Markus Lanz, dem zuletzt vorgeworfen wurde, den Aussagen seines Gegenübers nicht ausreichend widersprochen zu haben, wollte nun sogar "eine Lanze" für Precht brechen. Er stelle "im Umfeld" seines ZDF-Talks sehr oft fest, dass Gäste im Vertrauen Sorgen äußerten, die sie öffentlich nicht aussprächen. Lanz: "Aus der ersten Reihe der Politik erlebe ich ständig entscheidende Menschen, auch aus anderen Parteien, die unglaublich hadern mit diesem Kurs und die sagen: 'Was zerschlagen wir alles gerade an Porzellan auf diplomatischem Parkett! Und wie unerträglich ist unsere Doppelmoral!'"

Fühlen sich Precht und Lanz als Männer nicht gleichberechtigt?

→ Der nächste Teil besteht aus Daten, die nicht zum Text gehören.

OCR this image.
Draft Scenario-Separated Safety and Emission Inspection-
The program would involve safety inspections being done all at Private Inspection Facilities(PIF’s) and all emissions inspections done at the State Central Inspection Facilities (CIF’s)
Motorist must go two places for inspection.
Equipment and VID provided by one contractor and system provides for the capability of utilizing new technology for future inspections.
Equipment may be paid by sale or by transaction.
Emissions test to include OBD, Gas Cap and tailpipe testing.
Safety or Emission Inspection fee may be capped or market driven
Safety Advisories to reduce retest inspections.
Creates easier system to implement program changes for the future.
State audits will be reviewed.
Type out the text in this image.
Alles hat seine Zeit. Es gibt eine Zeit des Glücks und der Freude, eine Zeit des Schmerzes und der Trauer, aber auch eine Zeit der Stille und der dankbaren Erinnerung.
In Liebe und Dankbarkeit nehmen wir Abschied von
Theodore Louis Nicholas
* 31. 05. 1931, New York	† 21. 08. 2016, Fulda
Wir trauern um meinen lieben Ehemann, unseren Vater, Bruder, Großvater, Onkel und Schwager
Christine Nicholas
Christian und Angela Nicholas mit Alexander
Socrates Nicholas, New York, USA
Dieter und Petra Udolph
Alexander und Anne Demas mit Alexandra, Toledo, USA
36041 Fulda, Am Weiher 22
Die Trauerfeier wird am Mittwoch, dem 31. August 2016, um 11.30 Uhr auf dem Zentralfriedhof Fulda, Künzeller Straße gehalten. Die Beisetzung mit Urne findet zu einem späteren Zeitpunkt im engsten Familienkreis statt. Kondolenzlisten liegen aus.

Auch erinnerte er seinen Gesprächspartner daran, einst den vormaligen Außenminister Frank-Walter Steinmeier scharf kritisiert zu haben, was Precht bestätigte. Er habe auch damals schon "die eine oder andere drollige Formulierung" benutzt, "darüber hat sich aber niemand aufgeregt, weil er ein alter weißer Mann ist", mutmaßte der Bestsellerautor. Lanz sprang ihm erneut zur Seite: "Du hast doch nicht Annalena Baerbock als Frau kritisiert!" Precht wies derlei von sich und kritisierte die Art und Weise, wie Baerbock verteidigt worden sei: "Eine Firewall um sie zu machen, weil sie eine Frau ist, widerspricht der Gleichberechtigung."

Auch hier waren sich Richard David Precht und Markus Lanz einig. Der ZDF-Talker nannte den "Reflex", immer gleich eine Diskurs-Front zwischen Frauen und Männern aufzumachen "befremdlich" und paraphrasierte das Lebensgefühl eines Friedrich Merz, wie er es wahrnehme: "Ich möchte als Mann nicht ständig nur noch das Problem sein, während Frauen prinzipiell die Lösung sind. So einfach ist das alles nicht."